Davacı dayandığı sözleşme nedeniyle menfi tespit davası açma hakkına sahip ise de davacı bu çekin geçersiz sözleşme nedeniyle verildiğini ispatlamak durumundadır. Davalı şirket ve davalı şirket temsilcisi yönünden bu ispatlanmış ise de çek lehtarı olan M. Ç. sözleşmenin tarafı olmadığından bu davalı yönünden ispat yükünün kimde olduğu ve ispatın sağlanıp sağlanmadığı üzerinde durulmalıdır.

Dayanılan sözleşmede çek bilgilerinin yazması, sözleşmeye taraf olmayan M. Ç. yönünden çekin bedelsizliğini ispatlamaz. Zira bu çek başka bir hukukî ilişkiye dayalı olarak bu kişiye verilmiş olabilir. Çekin araç satışı nedeniyle verildiğini davacı, M. Ç. yönünden başkaca deliller ile ispatlamalıdır. Davacı buna ilişkin yazılı bir delil getirmemiş ise de somut olayın özellikleri itibarıyla da ispatın gerçekleşip gerçekleşmediği değerlendirilmelidir.

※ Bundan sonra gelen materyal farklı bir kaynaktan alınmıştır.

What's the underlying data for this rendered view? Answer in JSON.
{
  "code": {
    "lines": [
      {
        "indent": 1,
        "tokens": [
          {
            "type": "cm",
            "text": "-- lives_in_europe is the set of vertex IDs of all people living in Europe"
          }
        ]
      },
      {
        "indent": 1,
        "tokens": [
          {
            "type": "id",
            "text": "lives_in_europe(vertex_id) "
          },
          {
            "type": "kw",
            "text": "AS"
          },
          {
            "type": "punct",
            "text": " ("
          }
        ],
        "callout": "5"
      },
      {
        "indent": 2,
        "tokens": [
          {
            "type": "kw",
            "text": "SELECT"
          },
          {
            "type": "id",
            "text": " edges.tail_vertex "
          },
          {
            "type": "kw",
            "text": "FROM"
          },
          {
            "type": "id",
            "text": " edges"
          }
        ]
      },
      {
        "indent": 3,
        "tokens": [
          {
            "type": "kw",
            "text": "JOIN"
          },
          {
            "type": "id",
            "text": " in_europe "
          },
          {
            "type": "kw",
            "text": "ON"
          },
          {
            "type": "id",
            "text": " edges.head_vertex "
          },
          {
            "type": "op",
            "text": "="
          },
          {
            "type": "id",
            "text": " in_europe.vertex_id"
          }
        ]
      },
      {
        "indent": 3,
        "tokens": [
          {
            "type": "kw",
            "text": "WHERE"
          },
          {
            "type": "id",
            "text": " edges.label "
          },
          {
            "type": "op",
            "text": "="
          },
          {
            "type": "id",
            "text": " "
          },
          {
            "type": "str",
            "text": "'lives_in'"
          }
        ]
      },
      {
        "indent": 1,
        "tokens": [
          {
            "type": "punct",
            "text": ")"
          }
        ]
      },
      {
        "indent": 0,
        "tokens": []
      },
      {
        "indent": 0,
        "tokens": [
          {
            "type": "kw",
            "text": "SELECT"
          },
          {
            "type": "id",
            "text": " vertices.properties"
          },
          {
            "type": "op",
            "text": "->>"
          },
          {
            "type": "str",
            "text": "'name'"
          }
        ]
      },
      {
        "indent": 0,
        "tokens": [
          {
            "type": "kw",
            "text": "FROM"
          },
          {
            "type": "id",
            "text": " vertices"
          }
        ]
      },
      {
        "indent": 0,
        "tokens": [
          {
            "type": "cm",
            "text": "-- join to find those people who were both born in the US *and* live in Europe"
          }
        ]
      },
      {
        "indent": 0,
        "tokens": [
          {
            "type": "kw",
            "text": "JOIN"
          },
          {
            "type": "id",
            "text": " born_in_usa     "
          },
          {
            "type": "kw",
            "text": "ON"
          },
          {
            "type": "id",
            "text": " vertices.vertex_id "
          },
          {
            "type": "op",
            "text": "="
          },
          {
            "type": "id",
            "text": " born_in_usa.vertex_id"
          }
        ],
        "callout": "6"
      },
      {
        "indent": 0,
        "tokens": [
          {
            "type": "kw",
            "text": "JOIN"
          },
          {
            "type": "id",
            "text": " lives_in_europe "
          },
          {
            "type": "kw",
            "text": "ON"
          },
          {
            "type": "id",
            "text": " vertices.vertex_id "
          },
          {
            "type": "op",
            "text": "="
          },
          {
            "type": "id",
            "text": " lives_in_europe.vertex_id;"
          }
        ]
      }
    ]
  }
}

Davacı davasında M. Ç.’in imzaladığı yazılı bir delil sunmamış ise de davalı şirketin temsilcisi olan A. Ç. ile M. Ç. kardeş olup bu davada aynı vekil ile temsil edilmişlerdir. Davalı Mehmet, kardeşi olan Ahmet ile davalı şirketin kendisini zararlandırmak amacıyla bu çek bilgilerini buraya yazdığı yönünde bir iddia da ileri sürmemiştir. Davalı M. Ç. bu çekin verilme nedenine ilişkin başka bir hukukî ilişkinin varlığına dair somut bir beyanda da bulunmamıştır. Bu şekilde somut bir iddia ile savunmada bulunmayan M. Ç.’in bu çek ile ilgili olarak kardeşi A. Ç. tarafından imzalanmış bir sözleşmenin varlığından habersiz olması, ve bu hususun varlığını bilmemesi hayatın olağan akışına aykırıdır. Hayatın olağan akışı içinde bu çek ile dayanılan sözleşme arasındaki ilişkinin varlığını davalı M. Ç.’in bildiğinin kabulü gerekir.

Hayatın olağan akışına aykırı bir hususun ileri sürülmesi hâlinde ispat yükü hayatın olağan akışına aykırı hususu ileri süren tarafa aittir. Bu durumda bedelsizlik iddiasını davacı M. Ç. yönünden ispatlamış olduğundan davanın kabulüne karar verilmesi dosya kapsamındaki delillere uygun olmuştur.

Belirtilen nedenlerle direnme hükmünün onanması gerektiği görüşünde olduğumuzdan hükmün genişletilmiş gerekçeyle bozulması yönünde oluşan değerli çoğunluk görüşüne katılamıyoruz.